12/4/48 : Television

Like radio, television hangs on the questionable theory that whatever happens anywhere should be sensed everywhere. If everyone is going to be able to see everything, in the long run all sights may lose whatever rarity value they once possessed, and it may well turn out that people, being able to see and hear practically everything, will be specially interested in almost nothing. Already you can detect the first faint signs of this apathy. Already manufacturers are trying to anticipate it, by providing the public with combination sets that offer a triple threat: radio, record playing, and television -- all three to be turned on at once, we presume.

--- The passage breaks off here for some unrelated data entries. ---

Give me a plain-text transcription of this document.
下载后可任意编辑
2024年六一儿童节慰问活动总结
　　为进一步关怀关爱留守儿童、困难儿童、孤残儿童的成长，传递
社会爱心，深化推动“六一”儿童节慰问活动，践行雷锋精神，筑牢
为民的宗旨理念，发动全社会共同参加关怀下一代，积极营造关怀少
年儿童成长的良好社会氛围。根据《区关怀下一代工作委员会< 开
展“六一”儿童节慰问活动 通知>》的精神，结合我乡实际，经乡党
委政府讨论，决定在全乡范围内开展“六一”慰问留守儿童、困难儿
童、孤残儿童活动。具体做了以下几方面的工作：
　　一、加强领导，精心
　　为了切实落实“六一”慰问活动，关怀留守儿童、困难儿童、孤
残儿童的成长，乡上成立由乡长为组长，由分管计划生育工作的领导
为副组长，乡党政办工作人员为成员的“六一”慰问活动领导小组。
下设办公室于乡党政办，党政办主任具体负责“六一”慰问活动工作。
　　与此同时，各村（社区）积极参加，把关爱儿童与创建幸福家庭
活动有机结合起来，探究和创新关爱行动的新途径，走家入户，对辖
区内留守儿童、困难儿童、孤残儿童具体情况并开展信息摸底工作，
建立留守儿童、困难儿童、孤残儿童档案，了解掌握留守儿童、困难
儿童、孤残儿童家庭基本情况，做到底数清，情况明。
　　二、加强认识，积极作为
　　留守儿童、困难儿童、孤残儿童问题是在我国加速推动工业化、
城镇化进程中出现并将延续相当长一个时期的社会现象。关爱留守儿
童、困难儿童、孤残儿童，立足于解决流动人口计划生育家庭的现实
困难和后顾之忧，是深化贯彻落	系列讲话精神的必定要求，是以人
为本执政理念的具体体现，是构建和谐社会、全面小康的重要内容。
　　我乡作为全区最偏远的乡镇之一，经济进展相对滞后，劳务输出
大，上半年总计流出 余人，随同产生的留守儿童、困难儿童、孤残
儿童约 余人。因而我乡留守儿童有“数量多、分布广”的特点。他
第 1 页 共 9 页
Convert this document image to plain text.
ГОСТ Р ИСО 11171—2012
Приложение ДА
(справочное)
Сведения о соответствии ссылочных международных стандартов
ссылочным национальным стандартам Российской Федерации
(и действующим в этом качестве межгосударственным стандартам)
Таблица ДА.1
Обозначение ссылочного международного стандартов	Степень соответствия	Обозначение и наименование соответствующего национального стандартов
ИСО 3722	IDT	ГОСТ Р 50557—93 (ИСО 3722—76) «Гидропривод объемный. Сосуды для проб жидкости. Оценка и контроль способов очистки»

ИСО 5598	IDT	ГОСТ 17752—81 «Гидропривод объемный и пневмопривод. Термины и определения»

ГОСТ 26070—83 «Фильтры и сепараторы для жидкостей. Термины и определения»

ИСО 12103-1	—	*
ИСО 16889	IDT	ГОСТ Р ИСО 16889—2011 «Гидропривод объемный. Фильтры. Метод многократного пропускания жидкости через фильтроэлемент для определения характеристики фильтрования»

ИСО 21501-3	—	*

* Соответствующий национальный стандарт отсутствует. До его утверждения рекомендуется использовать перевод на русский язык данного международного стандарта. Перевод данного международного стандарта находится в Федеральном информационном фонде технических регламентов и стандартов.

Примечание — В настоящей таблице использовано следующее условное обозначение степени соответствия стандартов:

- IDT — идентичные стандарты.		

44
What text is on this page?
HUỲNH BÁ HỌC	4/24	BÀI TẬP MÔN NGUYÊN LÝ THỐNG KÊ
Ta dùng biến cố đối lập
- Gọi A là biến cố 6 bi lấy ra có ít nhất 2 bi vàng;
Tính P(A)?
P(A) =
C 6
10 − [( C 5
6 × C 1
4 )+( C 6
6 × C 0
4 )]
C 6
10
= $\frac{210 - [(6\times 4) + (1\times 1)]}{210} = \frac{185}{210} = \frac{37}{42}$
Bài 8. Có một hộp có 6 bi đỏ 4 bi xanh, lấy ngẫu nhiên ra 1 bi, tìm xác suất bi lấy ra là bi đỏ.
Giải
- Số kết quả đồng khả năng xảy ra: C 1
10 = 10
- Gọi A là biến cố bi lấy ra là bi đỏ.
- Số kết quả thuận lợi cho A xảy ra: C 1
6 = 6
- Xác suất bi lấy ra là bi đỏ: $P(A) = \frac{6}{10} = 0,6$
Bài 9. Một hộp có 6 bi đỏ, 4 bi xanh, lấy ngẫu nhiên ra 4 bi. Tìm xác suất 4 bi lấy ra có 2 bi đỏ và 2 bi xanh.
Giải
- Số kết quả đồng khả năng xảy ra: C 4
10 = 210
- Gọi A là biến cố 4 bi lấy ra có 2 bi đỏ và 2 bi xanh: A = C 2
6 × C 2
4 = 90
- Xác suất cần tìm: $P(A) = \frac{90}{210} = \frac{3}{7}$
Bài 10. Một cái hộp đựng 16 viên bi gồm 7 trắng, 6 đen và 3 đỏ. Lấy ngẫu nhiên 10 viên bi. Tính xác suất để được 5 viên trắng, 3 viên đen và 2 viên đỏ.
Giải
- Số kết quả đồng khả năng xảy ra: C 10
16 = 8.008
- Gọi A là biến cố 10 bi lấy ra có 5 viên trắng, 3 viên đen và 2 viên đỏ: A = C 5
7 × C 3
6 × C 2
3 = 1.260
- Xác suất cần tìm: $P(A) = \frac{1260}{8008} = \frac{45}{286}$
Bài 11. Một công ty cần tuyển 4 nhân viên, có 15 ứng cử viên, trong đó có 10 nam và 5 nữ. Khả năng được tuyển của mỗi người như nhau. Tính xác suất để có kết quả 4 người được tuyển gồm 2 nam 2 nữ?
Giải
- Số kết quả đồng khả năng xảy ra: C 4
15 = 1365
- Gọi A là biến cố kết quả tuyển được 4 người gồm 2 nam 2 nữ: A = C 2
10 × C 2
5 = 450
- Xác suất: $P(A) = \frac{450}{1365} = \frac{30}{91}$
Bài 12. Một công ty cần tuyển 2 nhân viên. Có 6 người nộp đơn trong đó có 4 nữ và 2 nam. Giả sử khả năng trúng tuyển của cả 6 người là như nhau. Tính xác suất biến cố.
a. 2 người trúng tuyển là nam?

Television, when it gets going, will almost certainly pick up and throw into one's home scenes it didn't reckon on when it set up its camera. There have already been examples of this. In London not long ago, a television broadcaster was giving his impressions of the zoo when a big lizard bit him on the finger. The technicians in charge of the broadcast, delighted at this turn of events, kept their camera trained on the spurting blood. Thus what had begun as a man's impression of an animal ended as an animal's impression of a man, and a few drops of private blood gained general currency and became a great pool of public blood, and the world immediately contained more persons who had seen a lizard bite a man.

11/30/63 : J.F.K.

When we think of him, he is without a hat, standing in the wind and the weather. He was impatient of topcoats and hats, preferring to be exposed, and he was young enough and tough enough to confront and to enjoy the cold and the wind of these times, whether the winds of nature or the winds of political circumstance and national danger. He died of exposure, but in a way that he would have settled for -- in the line of duty, and with his friends and enemies all around, supporting him and shooting at him. It can be said of him, as of few men in a like position, that he did not fear the weather, and did not trim his sails, but instead challenged the wind itself, to improve its direction and to cause it to blow more softly and more kindly over the world and its people.

7/26/69 : Moon

The moon, it turns out, is a great place for men. One-sixth gravity must be a lot of fun, and when Armstrong and Aldrin went into their bouncy little dance, like two happy children, it was a moment not only of triumph but of gaiety. The moon, on the other hand, is a poor place for flags. Ours looked stiff and awkward, trying to float on the breeze that does not blow. (There must be a lesson here somewhere.) It is traditional, of course, for explorers to plant the flag, but it struck us, as we watched with awe and admiration and pride, that our two fellows were universal men, not national men, and should have been equipped accordingly. Like every great river and every great sea, the moon belongs to none and belongs to all. It still holds the key to madness, still controls the tides that lap on shores everywhere, still guards the lovers who kiss in every land under no banner but the sky. What a pity that in our moment of triumph we did not forswear the familiar Iwo Jima scene and plant instead a device acceptable to all: a limp white handkerchief, perhaps, symbol of the common cold, which, like the moon, affects us all, unites us all.